By now, others were arriving. I met with friends and exchanged conversation. I drank coffee and waited for the show to start. The show starts when the auctioneer takes his seat, and everyone else gets in place. The front rows are reserved for buyers, people who spend hundreds to thousands each sale. I am not one of those. I chose to stand along the sides until the rams I was going to bid on came into the ring.

The sale started, bottle babies both sheep and goats that have to be bottle fed because they are so young. Then a some sheep and goats. Finally the rams marched in. I left my position along the side, walked up to the front, and stood in the center and stood next my friend Dennis seated on the front row. He asked if they were my sheep. I said no. He laughed and said not yet anyways. Dennis, his wife and my best friend, Connie and I had a short laugh.

Instead of selling them one at a time, like I thought they would. They were going to sell choice, which means a person bids, the one with the highest bid gets to choose which one or several they are going to buy from the group. Choice, I was pleased, would work really well with my plan.

After a brief description stating they were registered full bloods and their age, the auctioneer asked the sale barn owner, what you want to start them at? I looked straight at the auctioneer and loudly replied with my bid 800. The broker who was drooling outside looking at the rams, just dropped his head, he was out bid. The auctioneer looked at me as did the sale barn owner, and the rapid, flurry of bidding started. I kept my eyes locked on the auctioneer, every time someone bid higher than me, the auctioneer looked me eye to eye, and I nodded my new bid. When the gavel hit, I owned a new ram and I did not reach my top bid.

Dennis, Connie and the other professional buyers and brokers on the front and second rows, congratulated me on the purchase of really fine ram. We know each other my name. We laugh and joke at the sale. We have funny stories to share from our Saturdays at the sale barn.

Now, I had to pay for my ram, and go home to get the trailer in order to take the ram home.

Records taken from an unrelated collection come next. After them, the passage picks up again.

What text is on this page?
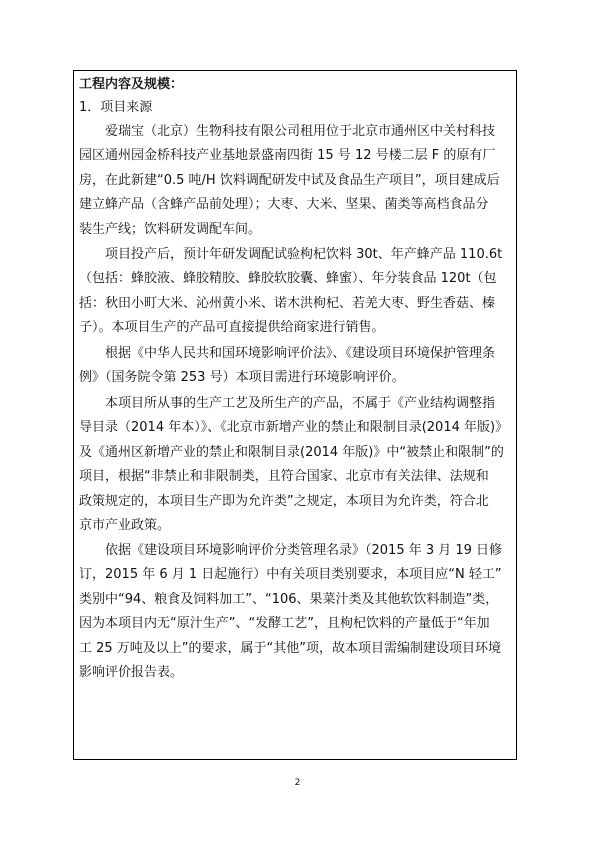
工程内容及规模：
1．项目来源
爱瑞宝（北京）生物科技有限公司租用位于北京市通州区中关村科技
园区通州园金桥科技产业基地景盛南四街 15 号 12 号楼二层 F 的原有厂
房，在此新建“0.5 吨/H 饮料调配研发中试及食品生产项目”，项目建成后
建立蜂产品（含蜂产品前处理）；大枣、大米、坚果、菌类等高档食品分
装生产线；饮料研发调配车间。
项目投产后，预计年研发调配试验枸杞饮料 30t、年产蜂产品 110.6t
（包括：蜂胶液、蜂胶精胶、蜂胶软胶囊、蜂蜜）、年分装食品 120t（包
括：秋田小町大米、沁州黄小米、诺木洪枸杞、若羌大枣、野生香菇、榛
子）。本项目生产的产品可直接提供给商家进行销售。
根据《中华人民共和国环境影响评价法》、《建设项目环境保护管理条
例》（国务院令第 253 号）本项目需进行环境影响评价。
本项目所从事的生产工艺及所生产的产品，不属于《产业结构调整指
导目录（2014 年本）》、《北京市新增产业的禁止和限制目录(2014 年版)》
及《通州区新增产业的禁止和限制目录(2014 年版)》中“被禁止和限制”的
项目，根据“非禁止和非限制类，且符合国家、北京市有关法律、法规和
政策规定的，本项目生产即为允许类”之规定，本项目为允许类，符合北
京市产业政策。
依据《建设项目环境影响评价分类管理名录》（2015 年 3 月 19 日修
订，2015 年 6 月 1 日起施行）中有关项目类别要求，本项目应“N 轻工”
类别中“94、粮食及饲料加工”、“106、果菜汁类及其他软饮料制造”类，
因为本项目内无“原汁生产”、“发酵工艺”，且枸杞饮料的产量低于“年加
工 25 万吨及以上”的要求，属于“其他”项，故本项目需编制建设项目环境
影响评价报告表。
2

Meet “JUMBO”, registered Full Blood Dorper, born March 2021. The new man at the farm. He will cross well with my other ram, “Max”.

“Jumbo”, the new man at the farm.

If you enjoy watching people, an auction is a fun place to go. Look for people’s bidding technique, some nod, some just move a finger, some way wildly in the air, each has their own way of letting the auctioneer know they are wanting to buy.

Hope you enjoyed. I am excited about this new guy, and am looking forward to his lambs.